No Practice Needed, PT Dragon Boat Wins
By Dana Davies, Team USA Dragon Boater and Arcadia’s Vice President for Enrollment Management
The first-year PT students happily took me up on my offer, and under the coordination of “Capt’n Kate” Johnston, came to paddle in the Philadelphia Independence Dragon Boat Regatta on Saturday, June 5.
Admittedly, when I arrived that morning I had my doubts as to how they’d do. I’d offered to sponsor a team with one major caveat—that we call the team “Arcadia University.” Even though the event benefits my dragon boat team (as well as a local veterans group and PALS), my thought was to get a little publicity for the University. Fortunately, Becky Craik took me up on it and her PT students did the rest. They showed up on race day, along with about 70 other teams, and had a blast, which was all that was needed.
My doubts? Having not formally met any of these students, I had some concerns as to how they’d do.
I also found as the pre-race weeks wore on, that there was little likelihood of them getting to any of the three practices that were scheduled and are included in each boat fee. During the dates available, clinicals were taking place, and some students were home for their break.
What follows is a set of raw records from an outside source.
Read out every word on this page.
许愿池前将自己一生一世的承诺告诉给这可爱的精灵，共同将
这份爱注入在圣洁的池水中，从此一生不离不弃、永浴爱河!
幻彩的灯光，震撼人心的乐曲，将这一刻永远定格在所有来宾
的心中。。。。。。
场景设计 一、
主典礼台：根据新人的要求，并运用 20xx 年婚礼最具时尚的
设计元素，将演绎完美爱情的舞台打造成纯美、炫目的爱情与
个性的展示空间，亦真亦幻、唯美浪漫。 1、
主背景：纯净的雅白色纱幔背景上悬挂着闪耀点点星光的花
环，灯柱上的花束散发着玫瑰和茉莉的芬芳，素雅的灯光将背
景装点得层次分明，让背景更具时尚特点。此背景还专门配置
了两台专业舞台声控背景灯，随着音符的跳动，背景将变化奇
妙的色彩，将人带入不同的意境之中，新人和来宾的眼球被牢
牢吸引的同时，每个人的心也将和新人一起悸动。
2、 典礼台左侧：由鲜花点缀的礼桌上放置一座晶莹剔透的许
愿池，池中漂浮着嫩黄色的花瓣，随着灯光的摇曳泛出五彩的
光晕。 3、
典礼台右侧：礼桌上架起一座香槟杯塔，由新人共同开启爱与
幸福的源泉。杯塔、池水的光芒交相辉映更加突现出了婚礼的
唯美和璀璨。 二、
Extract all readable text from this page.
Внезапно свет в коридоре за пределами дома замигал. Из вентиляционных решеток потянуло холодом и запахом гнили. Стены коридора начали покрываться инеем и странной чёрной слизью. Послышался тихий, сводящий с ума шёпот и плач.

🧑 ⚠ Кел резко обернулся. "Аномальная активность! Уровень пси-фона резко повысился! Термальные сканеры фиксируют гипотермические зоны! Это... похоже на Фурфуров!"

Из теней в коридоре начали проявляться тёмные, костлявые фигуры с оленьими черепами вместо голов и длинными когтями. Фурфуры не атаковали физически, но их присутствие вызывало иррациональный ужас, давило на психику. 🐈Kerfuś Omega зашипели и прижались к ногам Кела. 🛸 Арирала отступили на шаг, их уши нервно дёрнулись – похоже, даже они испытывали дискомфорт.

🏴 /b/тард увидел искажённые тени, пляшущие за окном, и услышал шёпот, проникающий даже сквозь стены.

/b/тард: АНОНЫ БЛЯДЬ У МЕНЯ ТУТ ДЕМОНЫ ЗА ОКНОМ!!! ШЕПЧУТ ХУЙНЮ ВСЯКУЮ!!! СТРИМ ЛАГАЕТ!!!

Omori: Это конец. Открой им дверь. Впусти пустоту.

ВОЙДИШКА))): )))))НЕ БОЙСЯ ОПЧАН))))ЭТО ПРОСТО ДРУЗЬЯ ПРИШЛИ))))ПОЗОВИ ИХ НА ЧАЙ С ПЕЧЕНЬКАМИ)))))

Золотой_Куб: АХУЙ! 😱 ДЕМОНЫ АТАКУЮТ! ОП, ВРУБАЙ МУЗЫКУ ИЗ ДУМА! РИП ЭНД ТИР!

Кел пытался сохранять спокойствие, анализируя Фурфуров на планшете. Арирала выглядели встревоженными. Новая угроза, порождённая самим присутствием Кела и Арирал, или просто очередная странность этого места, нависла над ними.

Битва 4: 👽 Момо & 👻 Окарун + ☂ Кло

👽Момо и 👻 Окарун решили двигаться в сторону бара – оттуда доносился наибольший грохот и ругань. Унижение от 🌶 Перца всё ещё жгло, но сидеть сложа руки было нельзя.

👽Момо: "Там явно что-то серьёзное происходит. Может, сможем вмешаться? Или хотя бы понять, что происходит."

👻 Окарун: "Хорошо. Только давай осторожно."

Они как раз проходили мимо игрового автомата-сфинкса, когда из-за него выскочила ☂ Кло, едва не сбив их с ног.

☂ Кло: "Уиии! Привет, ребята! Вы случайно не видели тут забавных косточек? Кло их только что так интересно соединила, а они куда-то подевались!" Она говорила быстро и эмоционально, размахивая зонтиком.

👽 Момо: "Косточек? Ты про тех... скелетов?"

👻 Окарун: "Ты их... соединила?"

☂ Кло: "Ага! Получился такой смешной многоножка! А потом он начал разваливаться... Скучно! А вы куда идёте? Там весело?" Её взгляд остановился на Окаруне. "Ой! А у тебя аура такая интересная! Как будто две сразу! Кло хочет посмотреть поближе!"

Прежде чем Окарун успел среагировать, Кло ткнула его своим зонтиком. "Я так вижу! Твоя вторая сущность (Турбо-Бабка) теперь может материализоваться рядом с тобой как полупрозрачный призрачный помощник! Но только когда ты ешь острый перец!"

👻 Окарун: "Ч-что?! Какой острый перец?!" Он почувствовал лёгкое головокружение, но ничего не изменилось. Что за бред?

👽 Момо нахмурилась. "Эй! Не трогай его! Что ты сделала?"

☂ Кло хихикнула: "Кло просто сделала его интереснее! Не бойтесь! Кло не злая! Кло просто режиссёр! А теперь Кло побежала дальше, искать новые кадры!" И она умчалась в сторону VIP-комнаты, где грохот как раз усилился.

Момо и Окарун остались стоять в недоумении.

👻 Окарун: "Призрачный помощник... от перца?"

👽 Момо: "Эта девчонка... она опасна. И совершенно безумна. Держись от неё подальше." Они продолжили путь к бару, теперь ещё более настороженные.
On Saturday when I arrived, there they all sat in our little tent. I introduced myself and asked how many of them had been paddling with the “Meniscus Tearers,” the team the PT crew entered the year before. The answer came back—1! Rob had paddled for a few years in this festival.
We walked together down to the marshalling area, resplendent in our new bright yellow T-shirts, graced with bright red hand-dyed Viking helmets. (This is an ancient Chinese sport, so um, yea, this did not increase my confidence in how my new team was going to do.)
We stretched a bit, chatted. I then hastily lined everyone up by size. Rob and I sat stroke. I chose Kristina to sit as our drummer.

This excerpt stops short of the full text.